In 2015, the Environmental Protection Agency finalized more protective health standards for smog pollution. We need your help to make sure communities meet those standards.
The next step in the process of rolling out stronger smog standards is for the EPA to officially identify which areas of the country need to improve their air quality. But Big Oil and its allies—never fans of regulations that would clean up our air—have been working hard to undo any efforts to reduce smog pollution, by urging the EPA not to designate certain areas as having unhealthy air even though they really do.
Once the new smog standards are implemented, the EPA estimates they will save hundreds of lives, prevent 230,000 asthma attacks in children, and keep kids from missing 160,000 school days.
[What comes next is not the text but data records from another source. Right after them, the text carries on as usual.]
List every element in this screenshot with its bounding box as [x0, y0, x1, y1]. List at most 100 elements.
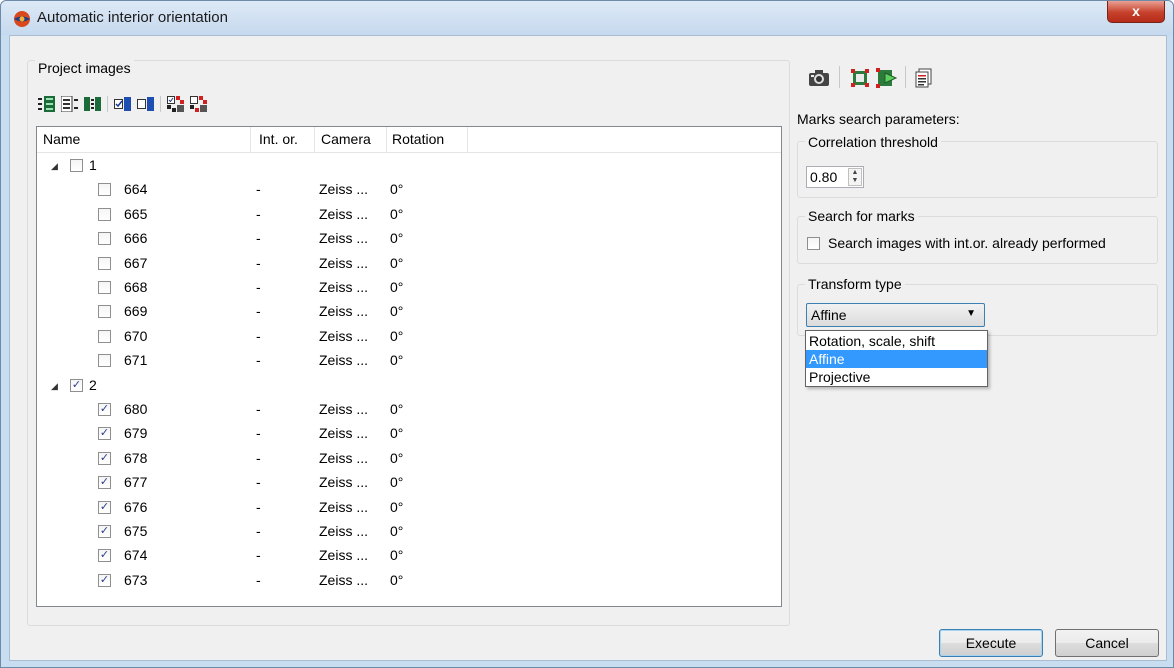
image-intor: -	[256, 327, 261, 344]
clear-marks-icon[interactable]	[190, 96, 208, 112]
tree-item-row[interactable]: ✓ 679 - Zeiss ... 0°	[37, 422, 781, 446]
group-checkbox[interactable]: ✓	[70, 378, 83, 392]
expand-all-icon[interactable]	[38, 96, 56, 112]
close-button[interactable]: x	[1107, 1, 1165, 23]
image-name: 679	[124, 425, 148, 442]
image-checkbox[interactable]	[98, 207, 111, 221]
tree-item-row[interactable]: 670 - Zeiss ... 0°	[37, 325, 781, 349]
group-name: 1	[89, 157, 97, 173]
toolbar-separator	[160, 96, 161, 112]
expand-arrow-icon[interactable]: ◢	[51, 161, 58, 172]
option-affine[interactable]: Affine	[806, 350, 987, 368]
tree-item-row[interactable]: ✓ 674 - Zeiss ... 0°	[37, 544, 781, 568]
uncheck-all-icon[interactable]	[137, 96, 155, 112]
image-checkbox[interactable]	[98, 232, 111, 246]
image-checkbox[interactable]	[98, 256, 111, 270]
image-intor: -	[256, 474, 261, 491]
image-rotation: 0°	[390, 449, 404, 466]
cancel-button[interactable]: Cancel	[1055, 629, 1159, 657]
group-name: 2	[89, 376, 97, 393]
title-bar[interactable]: Automatic interior orientation x	[1, 1, 1173, 35]
dialog-window: Automatic interior orientation x Project…	[0, 0, 1174, 668]
tree-item-row[interactable]: 671 - Zeiss ... 0°	[37, 349, 781, 373]
image-name: 678	[124, 449, 148, 466]
image-rotation: 0°	[390, 254, 404, 271]
check-all-icon[interactable]	[114, 96, 132, 112]
transform-type-select[interactable]: Affine ▼	[806, 303, 985, 327]
project-images-label: Project images	[35, 60, 134, 76]
tree-item-row[interactable]: 668 - Zeiss ... 0°	[37, 276, 781, 300]
search-performed-label[interactable]: Search images with int.or. already perfo…	[828, 235, 1106, 251]
toolbar-separator	[905, 66, 906, 88]
image-camera: Zeiss ...	[319, 498, 369, 515]
tree-item-row[interactable]: ✓ 676 - Zeiss ... 0°	[37, 496, 781, 520]
image-intor: -	[256, 523, 261, 539]
image-name: 680	[124, 401, 148, 417]
marks-frame-icon[interactable]	[850, 68, 870, 88]
image-rotation: 0°	[390, 571, 404, 588]
spin-up-icon[interactable]: ▲	[849, 169, 861, 177]
option-projective[interactable]: Projective	[806, 368, 987, 386]
chevron-down-icon: ▼	[966, 308, 976, 319]
toolbar-separator	[107, 96, 108, 112]
image-checkbox[interactable]: ✓	[98, 525, 111, 538]
image-checkbox[interactable]: ✓	[98, 476, 111, 490]
expand-arrow-icon[interactable]: ◢	[51, 381, 58, 392]
image-rotation: 0°	[390, 303, 404, 320]
tree-item-row[interactable]: ✓ 678 - Zeiss ... 0°	[37, 447, 781, 471]
collapse-list-icon[interactable]	[61, 96, 79, 112]
spin-down-icon[interactable]: ▼	[849, 177, 861, 185]
tree-item-row[interactable]: ✓ 677 - Zeiss ... 0°	[37, 471, 781, 495]
tree-item-row[interactable]: 669 - Zeiss ... 0°	[37, 300, 781, 324]
image-checkbox[interactable]: ✓	[98, 573, 111, 587]
image-checkbox[interactable]	[98, 305, 111, 319]
close-icon: x	[1132, 3, 1140, 19]
image-checkbox[interactable]	[98, 329, 111, 343]
column-header-rotation[interactable]: Rotation	[392, 131, 444, 147]
select-marks-icon[interactable]	[167, 96, 185, 112]
project-images-tree[interactable]: Name Int. or. Camera Rotation ◢ 1 664- Zeis…	[36, 126, 782, 607]
group-checkbox[interactable]	[70, 159, 83, 172]
tree-item-row[interactable]: ✓ 680 - Zeiss ... 0°	[37, 398, 781, 422]
tree-item-row[interactable]: 665 - Zeiss ... 0°	[37, 203, 781, 227]
image-rotation: 0°	[390, 205, 404, 222]
image-name: 668	[124, 279, 148, 295]
column-header-intor[interactable]: Int. or.	[259, 131, 298, 147]
image-checkbox[interactable]	[98, 281, 111, 294]
camera-icon[interactable]	[808, 68, 830, 88]
image-checkbox[interactable]: ✓	[98, 549, 111, 563]
image-rotation: 0°	[390, 352, 404, 369]
correlation-threshold-spinbox[interactable]: 0.80 ▲ ▼	[806, 166, 864, 188]
image-intor: -	[256, 254, 261, 271]
column-divider	[250, 127, 251, 153]
execute-button[interactable]: Execute	[939, 629, 1043, 657]
image-name: 670	[124, 327, 148, 344]
tree-item-row[interactable]: ✓ 675 - Zeiss ... 0°	[37, 520, 781, 544]
tree-item-row[interactable]: 667 - Zeiss ... 0°	[37, 252, 781, 276]
option-rotation-scale-shift[interactable]: Rotation, scale, shift	[806, 332, 987, 350]
tree-item-row[interactable]: ✓ 673 - Zeiss ... 0°	[37, 569, 781, 593]
image-checkbox[interactable]: ✓	[98, 500, 111, 514]
image-checkbox[interactable]: ✓	[98, 451, 111, 465]
image-rotation: 0°	[390, 474, 404, 491]
image-camera: Zeiss ...	[319, 230, 369, 247]
image-checkbox[interactable]: ✓	[98, 403, 111, 416]
tree-view-icon[interactable]	[84, 96, 102, 112]
column-header-camera[interactable]: Camera	[321, 131, 371, 147]
tree-item-row[interactable]: 664 - Zeiss ... 0°	[37, 178, 781, 202]
image-name: 664	[124, 181, 148, 198]
image-camera: Zeiss ...	[319, 523, 369, 539]
tree-group-row[interactable]: ◢ ✓ 2	[37, 374, 781, 398]
search-performed-checkbox[interactable]	[807, 237, 820, 250]
tree-item-row[interactable]: 666 - Zeiss ... 0°	[37, 227, 781, 251]
image-checkbox[interactable]	[98, 354, 111, 368]
spin-arrows[interactable]: ▲ ▼	[848, 168, 862, 186]
image-checkbox[interactable]: ✓	[98, 427, 111, 441]
column-header-name[interactable]: Name	[43, 131, 80, 147]
report-icon[interactable]	[914, 68, 934, 88]
tree-group-row[interactable]: ◢ 1	[37, 154, 781, 178]
image-checkbox[interactable]	[98, 183, 111, 197]
transform-selected-value: Affine	[811, 307, 847, 323]
marks-run-icon[interactable]	[876, 68, 898, 88]
transform-type-label: Transform type	[805, 276, 905, 292]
We have until February 5 to tell the EPA to protect public health and clean up our air.
Securing these new protections was no easy task; it took years of Earthjustice litigation, comments to the agency from over 500,000 concerned residents, and the voices of affected community residents speaking out at numerous public hearings. Youth, nurses, teachers, health professionals—hundreds of people who live in areas with dirty air—showed up at hearings across the country to tell their personal stories of friends and family members struggling to breathe.
We need to keep up the pressure. If Big Oil had its way, the hundreds of millions of people in the U.S. who live in a county where smog pollution is particularly severe wouldn’t get needed protective measures against dirty air.